Recent functional studies have suggest that circRNAs may function as miRNA sponges.⁴⁷ miRNAs are highly conserved, which negatively regulated target mRNAs. The circRNA–miRNA–mRNA network was built based on our RNA-seq data that predict how circRNAs affect LUAD occurrence and progression. Some miRNA targets associated with the circRNAs were reported for LUAD. For example, miR-181a-5p inhibits A549 cell proliferation and invasion by targeting Kras.⁴⁸ MiR-544a promotes lung cancer cell migration by targeting cadherin 1.⁴⁹ Further, mir-450b-5p,⁵⁰ mir-330-3p,⁵¹ and mir-335-3p⁵² are determined to be prominent in tumorigenesis and progression.

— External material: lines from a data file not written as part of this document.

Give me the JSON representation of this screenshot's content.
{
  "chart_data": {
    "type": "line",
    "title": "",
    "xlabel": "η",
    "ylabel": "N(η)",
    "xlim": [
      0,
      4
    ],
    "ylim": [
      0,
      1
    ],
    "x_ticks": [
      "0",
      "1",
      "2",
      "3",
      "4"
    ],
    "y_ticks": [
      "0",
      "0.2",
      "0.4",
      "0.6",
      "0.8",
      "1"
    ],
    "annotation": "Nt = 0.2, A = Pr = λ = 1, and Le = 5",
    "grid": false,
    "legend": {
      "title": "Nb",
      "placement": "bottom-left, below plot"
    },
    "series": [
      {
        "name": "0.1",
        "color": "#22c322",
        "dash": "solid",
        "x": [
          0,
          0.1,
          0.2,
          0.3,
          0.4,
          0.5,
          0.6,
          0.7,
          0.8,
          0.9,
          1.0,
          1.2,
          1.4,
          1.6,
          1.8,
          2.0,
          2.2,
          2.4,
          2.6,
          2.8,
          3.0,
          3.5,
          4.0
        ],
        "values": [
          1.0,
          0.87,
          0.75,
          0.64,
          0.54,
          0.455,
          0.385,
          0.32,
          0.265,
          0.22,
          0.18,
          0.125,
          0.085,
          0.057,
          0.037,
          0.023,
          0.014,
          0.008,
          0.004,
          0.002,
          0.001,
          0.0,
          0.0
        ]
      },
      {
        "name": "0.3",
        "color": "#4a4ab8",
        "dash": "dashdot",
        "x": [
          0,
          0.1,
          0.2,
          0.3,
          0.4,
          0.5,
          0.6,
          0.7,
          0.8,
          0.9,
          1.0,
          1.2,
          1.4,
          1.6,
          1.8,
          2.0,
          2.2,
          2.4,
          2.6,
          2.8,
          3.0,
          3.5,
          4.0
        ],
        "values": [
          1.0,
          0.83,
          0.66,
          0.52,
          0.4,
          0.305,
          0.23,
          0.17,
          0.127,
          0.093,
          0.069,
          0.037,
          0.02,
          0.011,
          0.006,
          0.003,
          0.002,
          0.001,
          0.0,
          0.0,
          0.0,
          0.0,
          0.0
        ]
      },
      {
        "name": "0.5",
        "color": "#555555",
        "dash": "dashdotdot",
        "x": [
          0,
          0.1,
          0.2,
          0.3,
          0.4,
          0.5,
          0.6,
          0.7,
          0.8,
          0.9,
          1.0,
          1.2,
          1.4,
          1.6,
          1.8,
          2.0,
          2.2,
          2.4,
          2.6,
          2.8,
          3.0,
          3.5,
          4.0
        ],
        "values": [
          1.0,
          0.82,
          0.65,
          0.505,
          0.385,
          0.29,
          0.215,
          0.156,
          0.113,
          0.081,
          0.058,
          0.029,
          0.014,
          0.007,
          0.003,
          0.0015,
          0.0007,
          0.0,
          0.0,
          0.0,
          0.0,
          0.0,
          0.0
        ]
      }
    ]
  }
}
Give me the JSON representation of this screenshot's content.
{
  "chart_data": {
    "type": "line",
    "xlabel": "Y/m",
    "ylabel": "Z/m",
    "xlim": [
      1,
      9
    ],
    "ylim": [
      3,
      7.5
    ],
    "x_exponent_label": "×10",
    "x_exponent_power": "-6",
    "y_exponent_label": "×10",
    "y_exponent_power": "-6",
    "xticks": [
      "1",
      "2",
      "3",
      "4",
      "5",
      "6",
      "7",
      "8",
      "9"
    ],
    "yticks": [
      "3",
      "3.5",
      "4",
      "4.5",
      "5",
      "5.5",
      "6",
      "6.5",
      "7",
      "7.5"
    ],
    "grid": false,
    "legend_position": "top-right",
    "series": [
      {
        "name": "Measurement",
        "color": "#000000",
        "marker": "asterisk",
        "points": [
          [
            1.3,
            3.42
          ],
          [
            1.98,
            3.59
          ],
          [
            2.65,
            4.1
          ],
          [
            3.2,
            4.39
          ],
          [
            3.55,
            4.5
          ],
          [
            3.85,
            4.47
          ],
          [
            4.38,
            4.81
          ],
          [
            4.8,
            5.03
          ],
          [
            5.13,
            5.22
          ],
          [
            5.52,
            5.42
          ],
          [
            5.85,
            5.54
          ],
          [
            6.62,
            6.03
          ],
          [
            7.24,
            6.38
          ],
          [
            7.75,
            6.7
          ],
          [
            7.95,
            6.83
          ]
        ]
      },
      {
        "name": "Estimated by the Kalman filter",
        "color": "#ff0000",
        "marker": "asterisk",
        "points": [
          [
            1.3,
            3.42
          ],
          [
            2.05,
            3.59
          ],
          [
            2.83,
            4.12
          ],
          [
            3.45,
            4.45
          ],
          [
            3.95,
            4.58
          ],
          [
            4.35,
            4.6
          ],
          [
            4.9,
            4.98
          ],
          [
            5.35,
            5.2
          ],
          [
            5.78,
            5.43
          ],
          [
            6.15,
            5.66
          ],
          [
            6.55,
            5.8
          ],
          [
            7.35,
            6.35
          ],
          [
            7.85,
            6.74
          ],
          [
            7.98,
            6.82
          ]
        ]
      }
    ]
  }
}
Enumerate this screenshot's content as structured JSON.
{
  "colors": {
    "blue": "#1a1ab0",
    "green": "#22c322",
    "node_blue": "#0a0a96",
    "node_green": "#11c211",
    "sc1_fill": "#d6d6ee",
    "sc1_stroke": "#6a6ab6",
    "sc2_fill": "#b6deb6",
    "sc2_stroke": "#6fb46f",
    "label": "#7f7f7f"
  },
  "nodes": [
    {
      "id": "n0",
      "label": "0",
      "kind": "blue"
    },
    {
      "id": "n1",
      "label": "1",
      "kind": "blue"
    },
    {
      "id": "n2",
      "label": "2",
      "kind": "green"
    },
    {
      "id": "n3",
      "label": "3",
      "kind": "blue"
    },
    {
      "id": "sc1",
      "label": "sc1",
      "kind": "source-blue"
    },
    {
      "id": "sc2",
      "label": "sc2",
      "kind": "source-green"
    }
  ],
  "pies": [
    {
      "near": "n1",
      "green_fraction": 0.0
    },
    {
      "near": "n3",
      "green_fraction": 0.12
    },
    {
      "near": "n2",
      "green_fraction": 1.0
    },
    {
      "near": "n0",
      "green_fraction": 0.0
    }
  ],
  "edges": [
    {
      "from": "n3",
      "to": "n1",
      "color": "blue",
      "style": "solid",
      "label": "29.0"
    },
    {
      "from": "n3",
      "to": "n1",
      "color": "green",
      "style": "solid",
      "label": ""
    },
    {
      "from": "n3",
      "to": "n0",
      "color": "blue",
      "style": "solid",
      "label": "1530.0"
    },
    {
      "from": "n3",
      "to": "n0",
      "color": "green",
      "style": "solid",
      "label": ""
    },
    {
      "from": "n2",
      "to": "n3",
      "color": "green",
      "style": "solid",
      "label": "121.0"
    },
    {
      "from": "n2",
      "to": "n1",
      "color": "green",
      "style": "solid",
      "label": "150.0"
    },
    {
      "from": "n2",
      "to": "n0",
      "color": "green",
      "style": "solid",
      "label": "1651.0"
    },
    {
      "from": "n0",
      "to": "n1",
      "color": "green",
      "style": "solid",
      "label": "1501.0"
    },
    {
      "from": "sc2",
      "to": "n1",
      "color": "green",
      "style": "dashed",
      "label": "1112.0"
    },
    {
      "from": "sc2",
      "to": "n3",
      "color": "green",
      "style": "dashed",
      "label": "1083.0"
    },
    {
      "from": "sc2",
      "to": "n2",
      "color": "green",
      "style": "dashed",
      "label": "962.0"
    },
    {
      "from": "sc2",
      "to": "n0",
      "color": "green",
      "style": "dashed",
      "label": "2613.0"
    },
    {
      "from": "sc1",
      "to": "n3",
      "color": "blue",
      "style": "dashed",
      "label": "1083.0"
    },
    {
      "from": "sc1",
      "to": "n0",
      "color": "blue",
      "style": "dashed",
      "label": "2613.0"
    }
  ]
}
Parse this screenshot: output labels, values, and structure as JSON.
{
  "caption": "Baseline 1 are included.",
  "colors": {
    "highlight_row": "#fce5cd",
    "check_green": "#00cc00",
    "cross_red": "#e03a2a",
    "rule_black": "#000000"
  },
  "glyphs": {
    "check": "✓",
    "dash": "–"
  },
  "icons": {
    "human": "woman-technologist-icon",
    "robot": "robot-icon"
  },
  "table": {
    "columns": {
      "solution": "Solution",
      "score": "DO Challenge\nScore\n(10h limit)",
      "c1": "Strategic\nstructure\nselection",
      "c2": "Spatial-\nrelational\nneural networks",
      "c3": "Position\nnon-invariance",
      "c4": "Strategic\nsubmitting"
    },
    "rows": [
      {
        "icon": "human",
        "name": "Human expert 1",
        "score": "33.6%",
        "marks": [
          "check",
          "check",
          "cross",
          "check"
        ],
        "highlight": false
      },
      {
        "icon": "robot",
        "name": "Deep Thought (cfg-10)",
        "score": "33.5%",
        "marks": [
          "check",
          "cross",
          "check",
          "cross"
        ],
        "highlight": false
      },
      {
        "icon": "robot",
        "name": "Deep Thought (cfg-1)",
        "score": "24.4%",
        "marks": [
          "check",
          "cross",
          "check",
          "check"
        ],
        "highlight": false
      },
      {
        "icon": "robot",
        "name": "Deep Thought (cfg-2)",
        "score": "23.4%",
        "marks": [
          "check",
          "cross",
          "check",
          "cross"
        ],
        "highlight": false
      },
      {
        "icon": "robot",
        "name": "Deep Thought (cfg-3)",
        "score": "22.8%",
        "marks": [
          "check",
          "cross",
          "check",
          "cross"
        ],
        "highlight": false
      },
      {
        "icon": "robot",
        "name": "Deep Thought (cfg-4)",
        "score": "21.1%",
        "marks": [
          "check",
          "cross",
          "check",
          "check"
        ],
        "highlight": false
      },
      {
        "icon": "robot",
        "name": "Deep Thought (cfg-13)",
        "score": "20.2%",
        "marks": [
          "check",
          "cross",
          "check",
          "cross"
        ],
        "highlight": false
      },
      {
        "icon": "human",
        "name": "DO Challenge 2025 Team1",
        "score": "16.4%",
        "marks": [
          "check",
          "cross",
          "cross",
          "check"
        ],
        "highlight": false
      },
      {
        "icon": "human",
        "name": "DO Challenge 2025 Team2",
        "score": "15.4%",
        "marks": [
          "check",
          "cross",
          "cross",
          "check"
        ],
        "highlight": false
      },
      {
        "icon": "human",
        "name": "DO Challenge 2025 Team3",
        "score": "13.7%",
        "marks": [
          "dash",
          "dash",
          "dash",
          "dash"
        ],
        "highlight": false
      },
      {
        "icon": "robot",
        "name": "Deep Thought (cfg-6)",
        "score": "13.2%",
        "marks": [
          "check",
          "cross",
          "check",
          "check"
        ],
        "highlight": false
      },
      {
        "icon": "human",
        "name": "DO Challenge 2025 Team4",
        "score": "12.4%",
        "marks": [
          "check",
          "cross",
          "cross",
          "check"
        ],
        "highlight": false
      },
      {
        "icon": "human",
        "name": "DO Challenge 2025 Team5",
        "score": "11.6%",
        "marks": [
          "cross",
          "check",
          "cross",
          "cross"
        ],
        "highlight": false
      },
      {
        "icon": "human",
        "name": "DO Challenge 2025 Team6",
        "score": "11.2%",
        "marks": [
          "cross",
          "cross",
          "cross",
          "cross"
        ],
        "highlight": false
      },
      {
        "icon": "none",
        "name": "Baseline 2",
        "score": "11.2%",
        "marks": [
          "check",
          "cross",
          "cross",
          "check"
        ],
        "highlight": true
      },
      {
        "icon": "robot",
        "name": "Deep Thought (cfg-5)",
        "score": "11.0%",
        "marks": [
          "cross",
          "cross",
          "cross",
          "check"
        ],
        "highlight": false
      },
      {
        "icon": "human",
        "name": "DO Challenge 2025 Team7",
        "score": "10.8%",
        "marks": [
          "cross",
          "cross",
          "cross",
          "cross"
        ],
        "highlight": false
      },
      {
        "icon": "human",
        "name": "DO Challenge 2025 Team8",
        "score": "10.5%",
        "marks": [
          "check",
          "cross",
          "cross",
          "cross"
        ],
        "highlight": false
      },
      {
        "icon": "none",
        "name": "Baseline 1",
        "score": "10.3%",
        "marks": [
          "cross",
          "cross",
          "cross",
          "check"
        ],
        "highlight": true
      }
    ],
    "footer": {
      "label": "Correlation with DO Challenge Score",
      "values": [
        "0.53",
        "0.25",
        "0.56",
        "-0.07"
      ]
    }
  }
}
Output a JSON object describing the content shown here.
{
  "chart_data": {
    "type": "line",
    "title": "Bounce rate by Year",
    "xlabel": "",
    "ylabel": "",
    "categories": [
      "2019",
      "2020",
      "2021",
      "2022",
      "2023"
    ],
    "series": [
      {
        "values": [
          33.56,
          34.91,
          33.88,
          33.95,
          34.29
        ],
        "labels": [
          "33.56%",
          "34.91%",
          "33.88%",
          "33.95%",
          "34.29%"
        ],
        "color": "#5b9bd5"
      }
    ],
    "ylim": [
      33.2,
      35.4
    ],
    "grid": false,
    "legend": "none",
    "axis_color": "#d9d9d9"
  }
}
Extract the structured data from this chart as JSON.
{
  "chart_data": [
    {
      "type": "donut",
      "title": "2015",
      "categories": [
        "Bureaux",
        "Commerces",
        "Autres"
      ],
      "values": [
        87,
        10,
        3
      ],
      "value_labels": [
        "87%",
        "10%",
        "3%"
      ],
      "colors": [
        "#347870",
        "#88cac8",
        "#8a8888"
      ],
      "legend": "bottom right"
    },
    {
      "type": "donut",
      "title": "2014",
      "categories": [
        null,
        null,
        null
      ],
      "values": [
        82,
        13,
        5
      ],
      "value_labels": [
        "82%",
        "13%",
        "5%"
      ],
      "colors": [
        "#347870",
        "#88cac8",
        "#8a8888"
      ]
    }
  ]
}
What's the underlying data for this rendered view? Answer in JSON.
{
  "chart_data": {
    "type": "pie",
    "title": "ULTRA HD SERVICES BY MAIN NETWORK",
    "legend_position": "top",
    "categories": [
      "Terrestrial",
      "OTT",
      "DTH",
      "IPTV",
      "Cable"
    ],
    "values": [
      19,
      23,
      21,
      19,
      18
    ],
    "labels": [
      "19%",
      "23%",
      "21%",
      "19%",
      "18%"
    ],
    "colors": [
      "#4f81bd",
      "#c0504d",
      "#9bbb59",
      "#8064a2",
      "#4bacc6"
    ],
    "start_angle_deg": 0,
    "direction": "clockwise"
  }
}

The use of microarray GSE101516 for four paired LUAD and nontumor lung tissues further clarified the function of circRNAs in the development of LUAD. A combination of our RNA-seq and microarray analysis revealed that has_circ_0102537 is significantly downregulated in both datasets. We have also analyzed hsa_circ_0102537 involvement in two cancer-related signaling pathways, fluid shear stress,⁵³ and PI3K-Akt signaling pathway.⁵⁴ The PI3K/AKT pathway is implicated in lung cancer initiation and progression. For NSCLC, a few specific inhibitors of PI3K and Akt are currently in various phases of preclinical investigation and even in early phase clinical trials.⁵⁵ Further experiments showed that circ_0102537 functioned as a tumor suppressor by inhibiting the migration and invasion of LUAD cells in vitro, albeit through an unknown mechanism. Therefore, we will focus on the interaction between circ_0102537-miRNA and its mRNA targets in the future. Circ_0102537 may be a promising diagnostic biomarker. Circ_0102537 may be a therapeutic target for the metastasis of LUAD.

Conclusion

In summary, this present study extends current knowledge as regards differentially expressed circRNAs in plasma exosomes of advanced-stage LUAD. Our results suggest promising avenues for further research into LUAD development and biomarkers for diagnosis and prognosis. Circ_0102537 may prove useful as a diagnostic biomarker for advanced-stage LUAD.

Abbreviations

EMT, Epithelial-mesenchymal transition; GEO, Gene Expression Omnibus; GO, Gene ontology; KEGG, Kyoto Encyclopedia of Genes and Genomes; LUAD, Lung adenocarcinoma; LUSC, Lung squamous cell carcinoma; NSCLC, Non-small cell lung cancer; SCLC, Small cell lung cancer; TEM, Transmission electron microscopy; VEGF, Vascular endothelial growth factor.

Disclosure

The authors report no conflicts of interest for this work.